Today few people doubt that mankind, as a biological species, was formed in Africa, and from there spread around the whole planet. The earliest remains of man, which are over 3 million years old, were found near the border between Kenya and Ethiopia. The fact that Africa is the only continent where representatives of all the main races are found, as well the chimpanzees (apes that are, in biological aspect, the closest to man and are separated from man by 7-9 million years) also speaks in favor of this hypothesis.

Modern-type man appeared in Africa not later than 35 thousand years ago, also in Kenya and Ethiopia. Little by little, he ousted his closest relatives, the Neanderthal and the Rhodesian man.
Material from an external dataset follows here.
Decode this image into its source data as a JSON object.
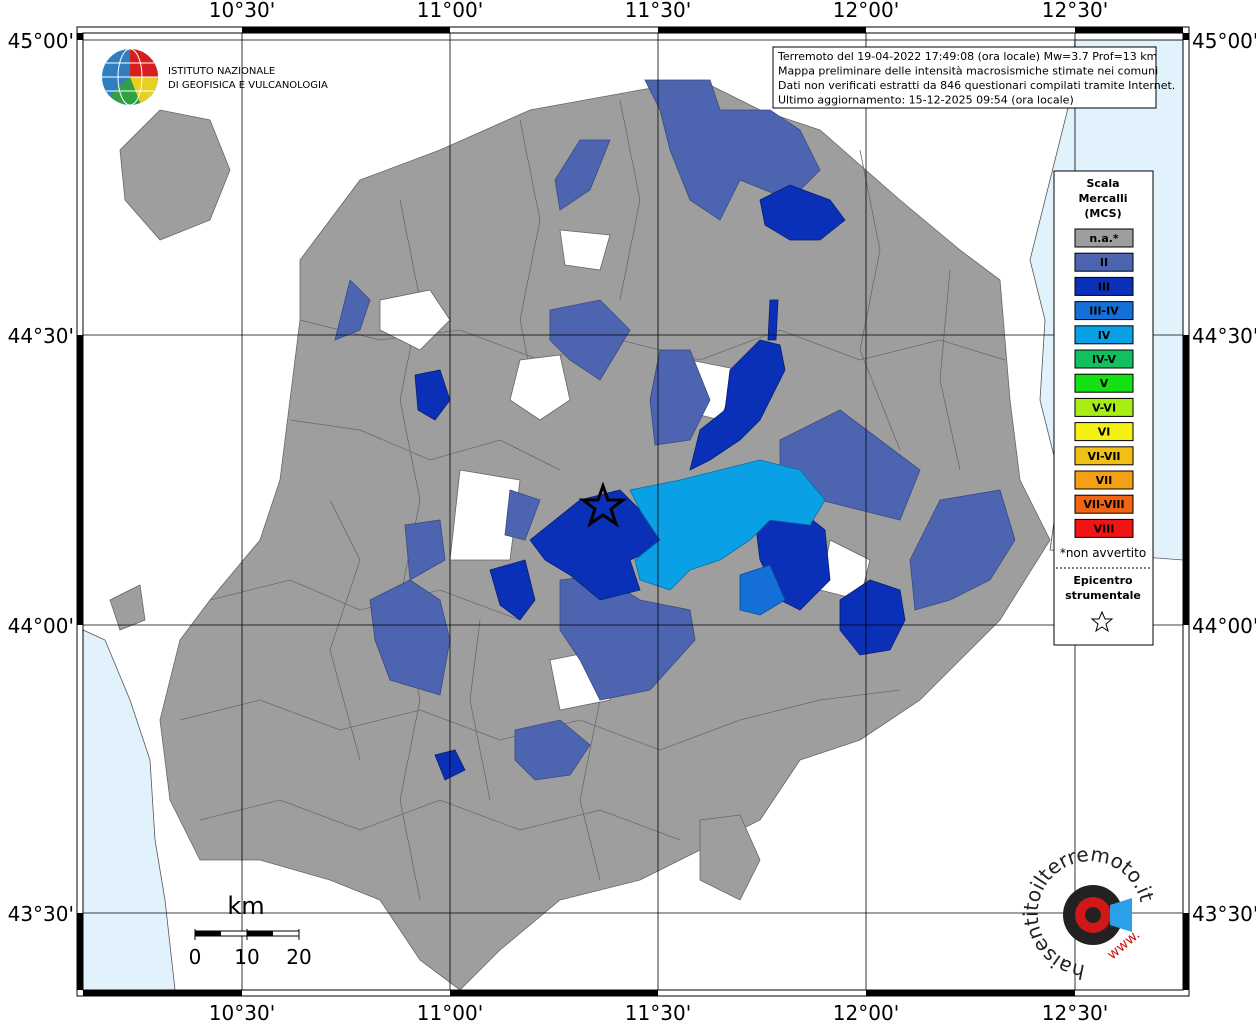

The transition to cattle-breeding, then to agriculture, took place on the territory of modern Sahara approximately at the same time as in the Near East: the agricultural settlement of Amekni is dated to 6700 BC. But for a long time cattle-breeding prevailed here (this can be proved by numerous rock paintings found in mountainous regions of Sahara); this could have been one of the reasons why the territory of Sahara turned into a desert. Migrating from the drying Sahara, large masses of people accumulated in the fertile valley of the River Nile, which created the environment for the appearance of the Ancient Egypt civilization.

Africa looks at Europe from the height of its age.